Item 1 is quite simple to be implemented; we can just use count(a_column) to get the not null count for a column. For item 2, we have to take a lot of factor into consideration, such as: sparse column cannot be created at text type, or columns have default, unique constraint, index defined, and different type has different cut-off null ratio (such as only 98% of a bit column is null, we can turn it into sparse). The MSDN BOL on Using Sparse Column has the minimal null percentage requirement for different types in order to achieve 40% space saving. For item 3, we can use similar way as the compression did by sampling data into temp db and change columns into sparse. For item 4, it is not trivial as well, because currently we can also change one column into sparse in a DDL statement, and it is a size operation.

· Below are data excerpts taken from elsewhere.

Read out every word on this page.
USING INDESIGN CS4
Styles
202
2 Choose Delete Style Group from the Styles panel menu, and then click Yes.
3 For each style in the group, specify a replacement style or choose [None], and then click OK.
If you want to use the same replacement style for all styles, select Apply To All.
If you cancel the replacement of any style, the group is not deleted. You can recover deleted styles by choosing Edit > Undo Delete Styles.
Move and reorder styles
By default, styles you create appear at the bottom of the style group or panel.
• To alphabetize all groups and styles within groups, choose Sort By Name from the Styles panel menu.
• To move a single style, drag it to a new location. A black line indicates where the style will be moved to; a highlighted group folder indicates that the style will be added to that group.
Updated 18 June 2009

Suppose you have ~200 columns to be changed to sparse, you can issue 200 alter table statement (of course, it will scan the table 200 times). The workaround is that you can move the data to a temp table, and truncate the original table, so that it will be a non-size operation. After that, you can copy your data back. The solution needs to be finding case by case. In the project management case, I can use the second option for two tables which took 20 minutes, but for one table, WorkItemsAre, which has timestamp defined, I have to use alter table ~200 times which took one and half hours. Another import fact is that alter columns into sparse will not automatic save space, user have to explicit rebuild index to reclaim the space. Finally, I use the tablediff Utility to make sure the data is consistent after applying sparse to the columns.
I attached one slide about my experiment on this project in this Blog. Also, I shared the code I used for changing columns into sparse. My next blog entry will be re-designing the system using new features available in SQL Server 2008.